Spatial distribution of potentiated synapses in hippocampus: dependence on cellular mechanisms and network properties.

Long-term potentiation (LTP) of synaptic transmission, studied intensively in reduced brain preparations such as hippocampal brain slices, is the leading candidate for the cellular/molecular basis of learning and memory. Serious consideration of LTP as underlying information storage in the intact brain, however, requires understanding how LTP can be induced selectively at specific synaptic sites in a neural system when the mechanisms underlying LTP are regulated by other structural and functional properties of the same neural system. In the studies reported here, we tested the hypothesis that different patterns of activity within the same population of entorhinal cortical afferents could lead to a selective potentiation of spatially distinct populations of synapses across different regions of the hippocampus, including those activated multisynaptically.

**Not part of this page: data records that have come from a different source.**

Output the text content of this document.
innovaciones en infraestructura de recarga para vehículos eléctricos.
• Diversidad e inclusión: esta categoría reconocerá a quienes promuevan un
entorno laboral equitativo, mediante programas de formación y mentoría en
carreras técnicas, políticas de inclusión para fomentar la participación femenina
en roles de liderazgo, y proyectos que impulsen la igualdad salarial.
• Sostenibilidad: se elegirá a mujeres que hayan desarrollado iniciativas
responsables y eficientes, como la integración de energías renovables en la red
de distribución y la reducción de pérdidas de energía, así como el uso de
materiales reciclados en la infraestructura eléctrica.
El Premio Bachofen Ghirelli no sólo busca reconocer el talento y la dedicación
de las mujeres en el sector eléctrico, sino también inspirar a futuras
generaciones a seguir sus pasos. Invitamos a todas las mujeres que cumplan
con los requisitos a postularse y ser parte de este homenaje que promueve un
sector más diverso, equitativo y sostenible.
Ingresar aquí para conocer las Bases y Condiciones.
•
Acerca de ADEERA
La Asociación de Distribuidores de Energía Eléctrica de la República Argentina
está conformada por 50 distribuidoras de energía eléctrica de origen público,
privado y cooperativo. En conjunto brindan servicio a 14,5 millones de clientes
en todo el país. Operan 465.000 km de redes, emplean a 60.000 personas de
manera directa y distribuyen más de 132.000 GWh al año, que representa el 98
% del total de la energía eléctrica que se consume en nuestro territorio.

We focused specifically on potentiation of direct, monosynaptic entorhinal input to dentate granule cells, which expresses an NMDA receptor-dependent LTP, and on potentiation of indirect, disynaptic entorhinal input to CA3 pyramidal cells, which is transmitted by the mossy fiber projection of dentate granule cells and expresses an NMDA receptor-independent LTP. The principal findings of these experiments show that lower stimulation frequencies (10-20 Hz) of entorhinal cortical axons selectively induce LTP of mossy fiber input to CA3 transsynaptically via excitation of dentate granule cells, and that patterns of stimulation of that mimic neuronal firing in the entorhinal cortex during endogenous theta rhythm (five-impulse bursts at 200 Hz, interburst intervals of 200 msec) induce LTP both monosynaptically for input to dentate granule cells and transsynaptically for mossy fiber input to CA3.